The publication yesterday of a comprehensive report by the Irish Psychiatric Association into mental health services is most welcome.
By applying the latest techniques in the measurement of social deprivation, The Stark Facts offers a unique insight into the real state of psychiatric services in the Republic.
Its finding that the best facilities exist in areas of greatest affluence is a testament to the piecemeal way the present system has developed. Devoid of a national plan, it has been left to local interests to develop services as they see fit.
Unsurprisingly, those living in deprived areas have lost out; the authors of the report suggest that service users in more affluent areas would not tolerate the inadequate levels of staffing found in deprived areas.
Communities suffering the highest level of social deprivation have the lowest numbers of consultant psychiatrists relative to population. Numbers of occupational therapists and social workers are greatest in the most affluent areas of the state. The reality behind these findings is that those in lower socioeconomic groups end up overly dependent on a purely pharmacological approach to the treatment of mental illness.

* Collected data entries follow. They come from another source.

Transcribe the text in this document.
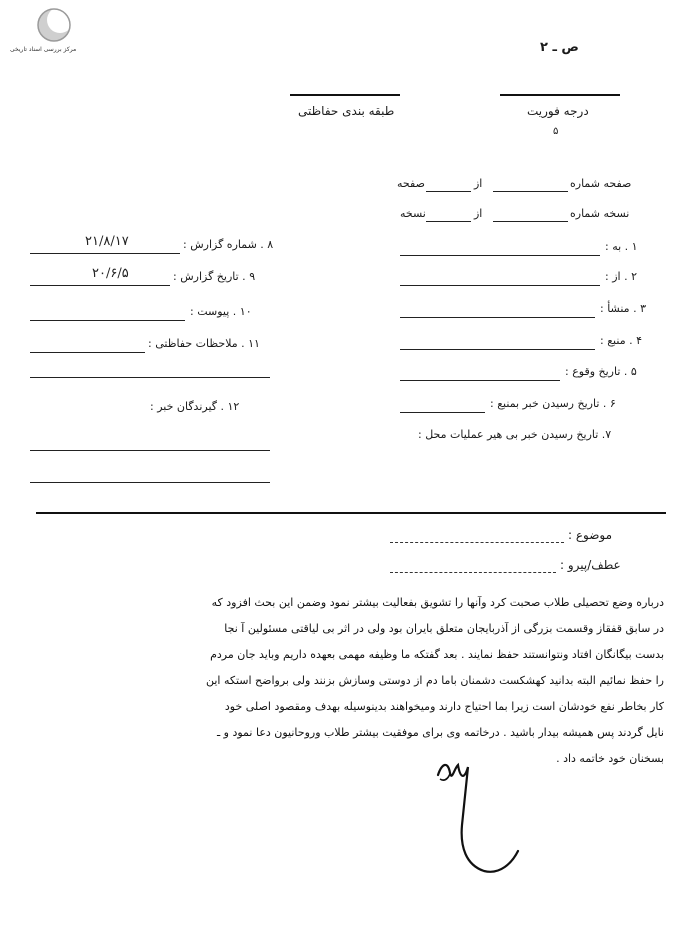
مرکز بررسی اسناد تاریخی	ص ـ ۲
درجه فوریت
۵
طبقه بندی حفاظتی
صفحه شماره
از
صفحه
نسخه شماره
از
نسخه
۱ . به :
۲ . از :
۳ . منشأ :
۴ . منبع :
۵ . تاریخ وقوع :
۶ . تاریخ رسیدن خبر بمنبع :
۷. تاریخ رسیدن خبر بی هیر عملیات محل :
۸ . شماره گزارش :
۲۱/۸/۱۷
۹ . تاریخ گزارش :
۲۰/۶/۵
۱۰ . پیوست :
۱۱ . ملاحظات حفاظتی :
۱۲ . گیرندگان خبر :
موضوع :
عطف/پیرو :
درباره وضع تحصیلی طلاب صحبت کرد وآنها را تشویق بفعالیت بیشتر نمود وضمن این بحث افزود که
در سابق قفقاز وقسمت بزرگی از آذربایجان متعلق بایران بود ولی در اثر بی لیاقتی مسئولین آ نجا
بدست بیگانگان افتاد ونتوانستند حفظ نمایند . بعد گفتکه ما وظیفه مهمی بعهده داریم وباید جان مردم
را حفظ نمائیم البته بدانید کهشکست دشمنان باما دم از دوستی وسازش بزنند ولی برواضح استکه این
کار بخاطر نفع خودشان است زیرا بما احتیاج دارند ومیخواهند بدینوسیله بهدف ومقصود اصلی خود
نایل گردند پس همیشه بیدار باشید . درخاتمه وی برای موفقیت بیشتر طلاب وروحانیون دعا نمود و ـ
بسخنان خود خاتمه داد .
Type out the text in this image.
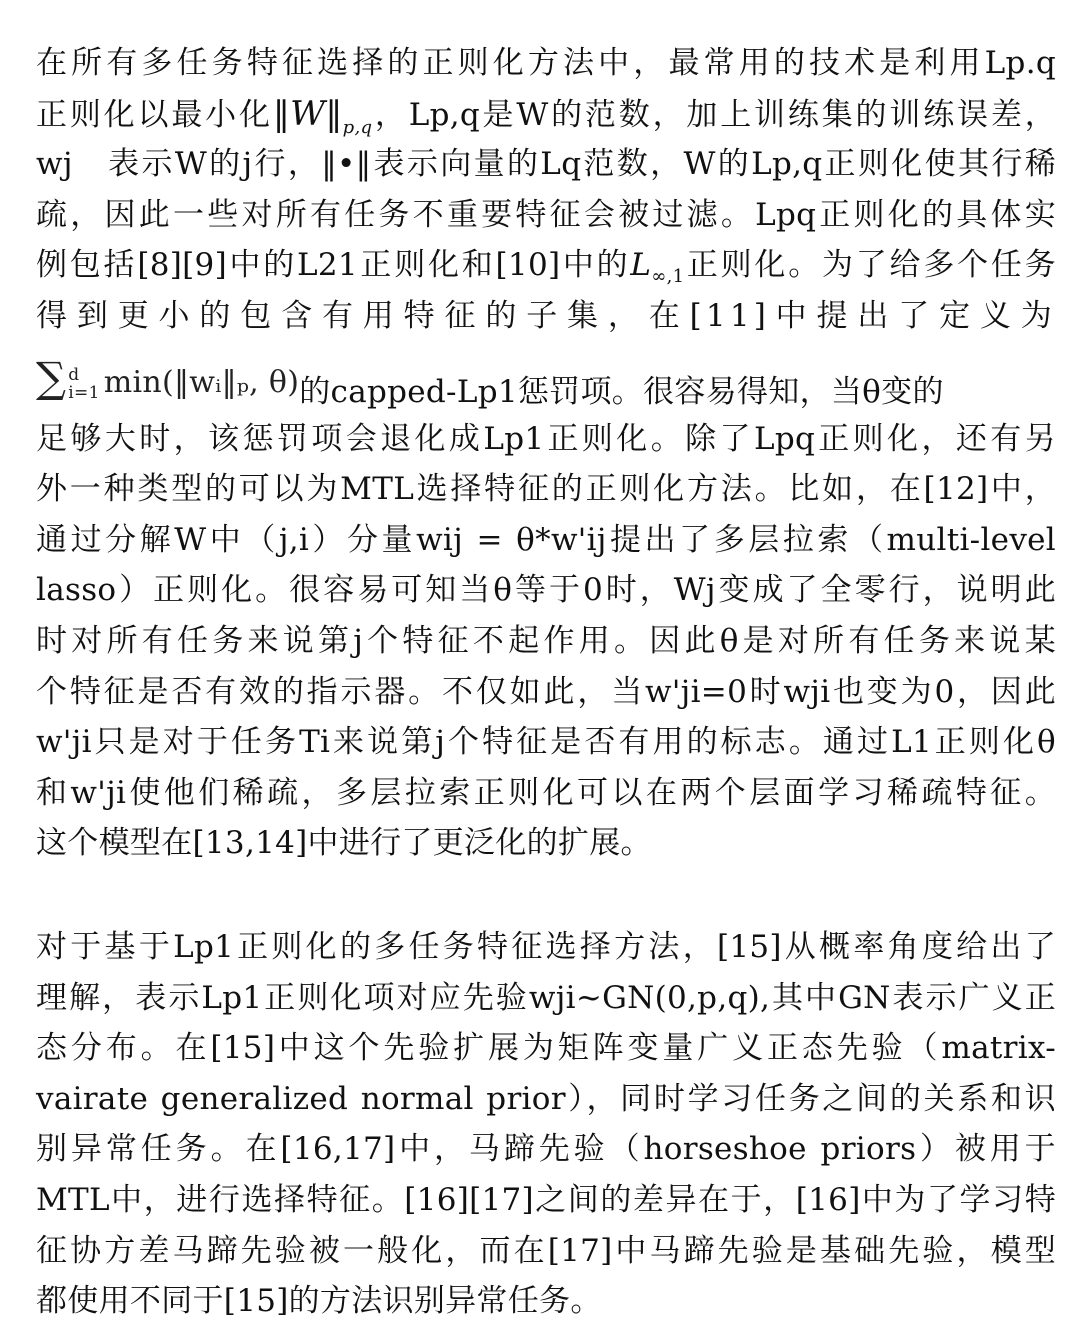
在所有多任务特征选择的正则化方法中，最常用的技术是利用Lp.q
正则化以最小化$‖W‖_{p,q}$，Lp,q是W的范数，加上训练集的训练误差，
wj　表示W的j行，‖•‖表示向量的Lq范数，W的Lp,q正则化使其行稀
疏，因此一些对所有任务不重要特征会被过滤。Lpq正则化的具体实
例包括[8][9]中的L21正则化和[10]中的$L_{\infty,1}$正则化。为了给多个任务
得到更小的包含有用特征的子集，在[11]中提出了定义为
∑ d
i=1 min(‖wᵢ‖ₚ, θ)的capped-Lp1惩罚项。很容易得知，当θ变的
足够大时，该惩罚项会退化成Lp1正则化。除了Lpq正则化，还有另
外一种类型的可以为MTL选择特征的正则化方法。比如，在[12]中，
通过分解W中（j,i）分量wij = θ*w'ij提出了多层拉索（multi-level
lasso）正则化。很容易可知当θ等于0时，Wj变成了全零行，说明此
时对所有任务来说第j个特征不起作用。因此θ是对所有任务来说某
个特征是否有效的指示器。不仅如此，当w'ji=0时wji也变为0，因此
w'ji只是对于任务Ti来说第j个特征是否有用的标志。通过L1正则化θ
和w'ji使他们稀疏，多层拉索正则化可以在两个层面学习稀疏特征。
这个模型在[13,14]中进行了更泛化的扩展。
对于基于Lp1正则化的多任务特征选择方法，[15]从概率角度给出了
理解，表示Lp1正则化项对应先验wji~GN(0,p,q),其中GN表示广义正
态分布。在[15]中这个先验扩展为矩阵变量广义正态先验（matrix-
vairate generalized normal prior），同时学习任务之间的关系和识
别异常任务。在[16,17]中，马蹄先验（horseshoe priors）被用于
MTL中，进行选择特征。[16][17]之间的差异在于，[16]中为了学习特
征协方差马蹄先验被一般化，而在[17]中马蹄先验是基础先验，模型
都使用不同于[15]的方法识别异常任务。
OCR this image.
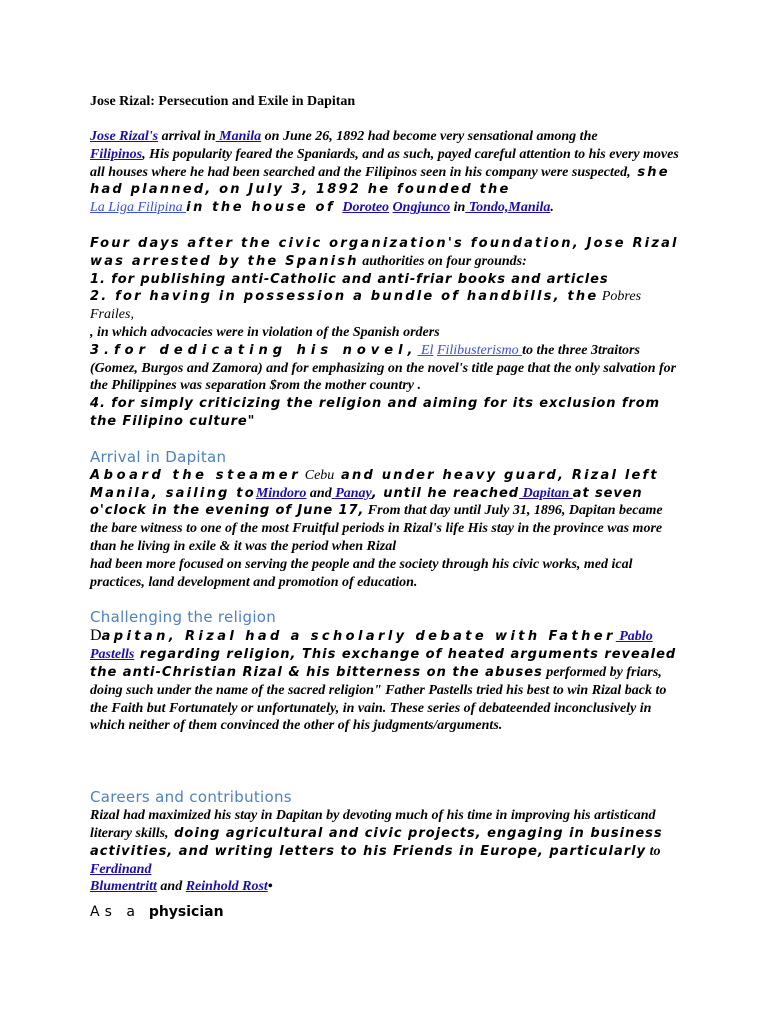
Jose Rizal: Persecution and Exile in Dapitan

Jose Rizal's arrival in Manila on June 26, 1892 had become very sensational among the
Filipinos, His popularity feared the Spaniards, and as such, payed careful attention to his every moves all houses where he had been searched and the Filipinos seen in his company were suspected, she had planned, on July 3, 1892 he founded the
La Liga Filipina in the house of Doroteo Ongjunco in Tondo,Manila.

Four days after the civic organization's foundation, Jose Rizal was arrested by the Spanish authorities on four grounds:
1. for publishing anti-Catholic and anti-friar books and articles
2. for having in possession a bundle of handbills, the Pobres Frailes,
, in which advocacies were in violation of the Spanish orders
3.for dedicating his novel, El Filibusterismo to the three 3traitors (Gomez, Burgos and Zamora) and for emphasizing on the novel's title page that the only salvation for the Philippines was separation $rom the mother country .
4. for simply criticizing the religion and aiming for its exclusion from the Filipino culture"

Arrival in Dapitan

Aboard the steamer Cebu and under heavy guard, Rizal left Manila, sailing toMindoro and Panay, until he reached Dapitan at seven o'clock in the evening of June 17, From that day until July 31, 1896, Dapitan became the bare witness to one of the most Fruitful periods in Rizal's life His stay in the province was more than he living in exile & it was the period when Rizal
had been more focused on serving the people and the society through his civic works, med ical practices, land development and promotion of education.

Challenging the religion

Dapitan, Rizal had a scholarly debate with Father Pablo
Pastells regarding religion, This exchange of heated arguments revealed the anti-Christian Rizal & his bitterness on the abuses performed by friars,
doing such under the name of the sacred religion" Father Pastells tried his best to win Rizal back to the Faith but Fortunately or unfortunately, in vain. These series of debateended inconclusively in which neither of them convinced the other of his judgments/arguments.

Careers and contributions

Rizal had maximized his stay in Dapitan by devoting much of his time in improving his artisticand literary skills, doing agricultural and civic projects, engaging in business activities, and writing letters to his Friends in Europe, particularly to Ferdinand
Blumentritt and Reinhold Rost•

As a physician
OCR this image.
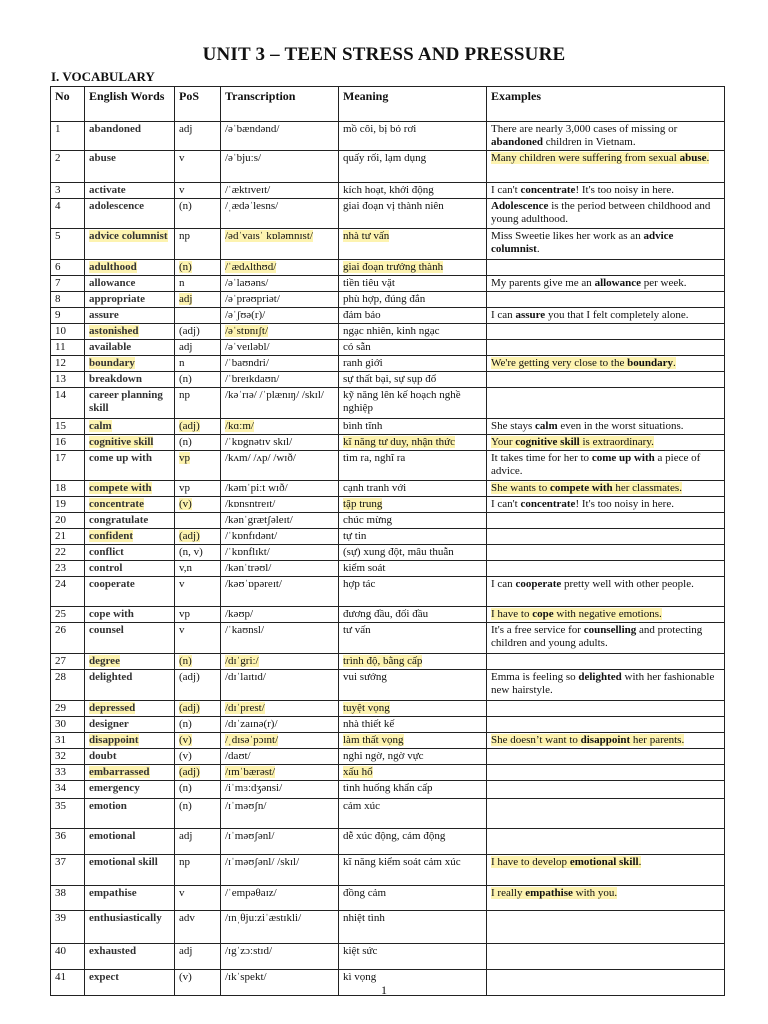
UNIT 3 – TEEN STRESS AND PRESSURE
I. VOCABULARY
No	English Words	PoS	Transcription	Meaning	Examples
1	abandoned	adj	/əˈbændənd/	mồ côi, bị bỏ rơi	There are nearly 3,000 cases of missing or abandoned children in Vietnam.
2	abuse	v	/əˈbjuːs/	quấy rối, lạm dụng	Many children were suffering from sexual abuse.
3	activate	v	/ˈæktɪveɪt/	kích hoạt, khởi động	I can't concentrate! It's too noisy in here.
4	adolescence	(n)	/ˌædəˈlesns/	giai đoạn vị thành niên	Adolescence is the period between childhood and young adulthood.
5	advice columnist	np	/ədˈvaɪsˈ kɒləmnɪst/	nhà tư vấn	Miss Sweetie likes her work as an advice columnist.
6	adulthood	(n)	/ˈædʌlthʊd/	giai đoạn trưởng thành	
7	allowance	n	/əˈlaʊəns/	tiền tiêu vặt	My parents give me an allowance per week.
8	appropriate	adj	/əˈprəʊpriət/	phù hợp, đúng đắn	
9	assure		/əˈʃʊə(r)/	đảm bảo	I can assure you that I felt completely alone.
10	astonished	(adj)	/əˈstɒnɪʃt/	ngạc nhiên, kinh ngạc	
11	available	adj	/əˈveɪləbl/	có sẵn	
12	boundary	n	/ˈbaʊndri/	ranh giới	We're getting very close to the boundary.
13	breakdown	(n)	/ˈbreɪkdaʊn/	sự thất bại, sự sụp đổ	
14	career planning skill	np	/kəˈrɪə/ /ˈplænɪŋ/ /skɪl/	kỹ năng lên kế hoạch nghề nghiệp	
15	calm	(adj)	/kɑːm/	bình tĩnh	She stays calm even in the worst situations.
16	cognitive skill	(n)	/ˈkɒgnətɪv skɪl/	kĩ năng tư duy, nhận thức	Your cognitive skill is extraordinary.
17	come up with	vp	/kʌm/ /ʌp/ /wɪð/	tìm ra, nghĩ ra	It takes time for her to come up with a piece of advice.
18	compete with	vp	/kəmˈpiːt wɪð/	cạnh tranh với	She wants to compete with her classmates.
19	concentrate	(v)	/kɒnsntreɪt/	tập trung	I can't concentrate! It's too noisy in here.
20	congratulate		/kənˈgrætʃəleɪt/	chúc mừng	
21	confident	(adj)	/ˈkɒnfɪdənt/	tự tin	
22	conflict	(n, v)	/ˈkɒnflɪkt/	(sự) xung đột, mâu thuẫn	
23	control	v,n	/kənˈtrəʊl/	kiểm soát	
24	cooperate	v	/kəʊˈɒpəreɪt/	hợp tác	I can cooperate pretty well with other people.
25	cope with	vp	/kəʊp/	đương đầu, đối đầu	I have to cope with negative emotions.
26	counsel	v	/ˈkaʊnsl/	tư vấn	It's a free service for counselling and protecting children and young adults.
27	degree	(n)	/dɪˈgriː/	trình độ, bằng cấp	
28	delighted	(adj)	/dɪˈlaɪtɪd/	vui sướng	Emma is feeling so delighted with her fashionable new hairstyle.
29	depressed	(adj)	/dɪˈprest/	tuyệt vọng	
30	designer	(n)	/dɪˈzaɪnə(r)/	nhà thiết kế	
31	disappoint	(v)	/ˌdɪsəˈpɔɪnt/	làm thất vọng	She doesn’t want to disappoint her parents.
32	doubt	(v)	/daʊt/	nghi ngờ, ngờ vực	
33	embarrassed	(adj)	/ɪmˈbærəst/	xấu hổ	
34	emergency	(n)	/iˈmɜːdʒənsi/	tình huống khẩn cấp	
35	emotion	(n)	/ɪˈməʊʃn/	cảm xúc	
36	emotional	adj	/ɪˈməʊʃənl/	dễ xúc động, cảm động	
37	emotional skill	np	/ɪˈməʊʃənl/ /skɪl/	kĩ năng kiểm soát cảm xúc	I have to develop emotional skill.
38	empathise	v	/ˈempəθaɪz/	đồng cảm	I really empathise with you.
39	enthusiastically	adv	/ɪnˌθjuːziˈæstɪkli/	nhiệt tình	
40	exhausted	adj	/ɪgˈzɔːstɪd/	kiệt sức	
41	expect	(v)	/ɪkˈspekt/	kì vọng	
1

People in deprived areas simply cannot access the many therapies offered to others in society. The fact that deprivation is associated with high levels of psychological ill-health makes such inequity even more disturbing; it effectively represents a double barrier which the less well off must overcome. A geographic inequity is also exposed by the psychiatrists' research. Specialist services - required to serve the needs of people with psychiatric conditions associated with head injury, childbirth and eating disorders - are generally not available outside the capital.
Clearly we need a national mental health strategy. It is to be welcomed that the Minister of State for Health, Mr Tim O'Malley, gave a commitment yesterday to commence this process in the near future. In the meantime, however, he should instruct all health boards to review service developments to ensure that resources follow psychiatric need. The reverse is no longer tolerable.